Distribution Channels
LastPass’ products are distributed through direct e-commerce sales and through partnerships with managed service providers (MSPs) and resellers. This dual-channel approach helps in reaching different segments effectively, with the e-commerce channel being favored for its simplicity. Additionally, there's a notable “flywheel effect,” where personal use influences business adoption.
Data Encryption Practices
LastPass employs a zero-knowledge security model, ensuring that the company does not have access to users' vault contents. The data within these vaults, including credentials and personal information, are encrypted using password-based key derivation function 2 (PBKDF2). PBKDF2 is a key derivation function that is used to reduce the vulnerability of encryption keys to brute-force attacks by making it computationally expensive to derive the key from the password. I think it’s important we understand how it benefits credential vaults:
- Slow hashing: PBKDF2 intentionally takes longer to compute. By running the hashing function multiple times, it significantly increases the time required to test each password guess, making brute-force attacks much less feasible.
- Key stretch: It stretches the original password into a longer key or a set of keys. This means that even if two users choose the same password, the derived keys can be different due to the use of a salt (a random value added to the password before hashing), which is unique per entry.
- Salt addition: As described above, PBKDF2 uses a salt, which adds randomness to the hashing process. This prevents attackers from using precomputed tables (rainbow tables) to crack passwords, as each password hash will be unique even if passwords are the same.
- Security in storage: In credential vaults like LastPass:
- Password protection: PBKDF2 helps in securely storing passwords. When a user saves a password, it's not stored in plain text but is hashed using PBKDF2, making it difficult for anyone with access to the storage to read the passwords.
- Key derivation: The derived key can be used for encrypting other data in the vault or for authentication purposes. This means that even if someone gains access to the encrypted data, without knowing the original password, they can't derive the key needed to decrypt it.
The company is also in the process of encrypting URL fields, aiming to encrypt everything feasible without compromising user experience.
- Encryption improvements: LastPass has been enhancing their encryption capabilities, notably by encrypting primary URL fields to prevent credential-URL linkage in breaches.
- Zero-knowledge encryption: Using PBKDF2, LastPass ensures that even they cannot access the encrypted data within users' vaults.
- Field-level encryption: Each data field within the vault is encrypted, covering not just passwords but also personal details like names and credit card numbers.
Source: LastPass, Analyst Briefing Demo (October 2024)
Vault Content Protection
The security of LastPass vaults is multifaceted:
- Secure vaulting: Encrypted storage for all sensitive data.
- Multifactor authentication (MFA): Access to the vault requires an additional security layer.
- Dark web monitoring: Alerts users if their data is compromised and publicly exposed.

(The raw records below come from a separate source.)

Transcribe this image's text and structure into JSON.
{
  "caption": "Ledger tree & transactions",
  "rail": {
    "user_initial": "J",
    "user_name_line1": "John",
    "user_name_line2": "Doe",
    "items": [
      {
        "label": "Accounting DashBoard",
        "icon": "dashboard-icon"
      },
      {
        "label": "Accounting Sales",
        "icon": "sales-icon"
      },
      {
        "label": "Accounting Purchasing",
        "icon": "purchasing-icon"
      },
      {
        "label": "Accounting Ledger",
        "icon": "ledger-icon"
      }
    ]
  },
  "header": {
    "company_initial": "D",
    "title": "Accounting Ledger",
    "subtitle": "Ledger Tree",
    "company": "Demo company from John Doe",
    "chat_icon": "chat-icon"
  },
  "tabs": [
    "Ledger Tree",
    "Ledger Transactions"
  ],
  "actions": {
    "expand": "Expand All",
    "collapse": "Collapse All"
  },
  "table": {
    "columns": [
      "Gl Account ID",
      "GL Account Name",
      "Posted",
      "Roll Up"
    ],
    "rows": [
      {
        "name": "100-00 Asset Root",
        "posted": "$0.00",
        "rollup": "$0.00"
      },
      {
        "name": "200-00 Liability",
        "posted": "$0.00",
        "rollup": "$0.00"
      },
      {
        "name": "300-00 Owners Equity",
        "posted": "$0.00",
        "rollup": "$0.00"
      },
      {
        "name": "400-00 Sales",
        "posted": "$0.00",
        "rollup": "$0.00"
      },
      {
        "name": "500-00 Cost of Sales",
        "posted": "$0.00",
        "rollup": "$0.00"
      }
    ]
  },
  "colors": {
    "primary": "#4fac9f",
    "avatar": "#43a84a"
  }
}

- Integration with SIEM platforms: For enhanced security monitoring and response.
- SaaS app discovery: Upcoming features will allow IT admins to monitor and control application access.
Source: LastPass, Analyst Briefing Demo (October 2024)
Passkey (FIDO2) Support
Looking forward, LastPass is developing support for Passkeys based on FIDO2 standards. Currently in internal beta, the feature is slated for a broader release in mid-2025, starting with consumer-focused applications. This move aims to position LastPass at the forefront of adopting emerging authentication technologies.
Account Recovery and Digital Legacy
For “break-glass” functionality and users facing account access issues, LastPass provides:
- Emergency access: Allows users to designate emergency contacts with vault access.
- Recovery options: Users can use recovery codes or seek support for account recovery, ensuring continuity and access in various scenarios.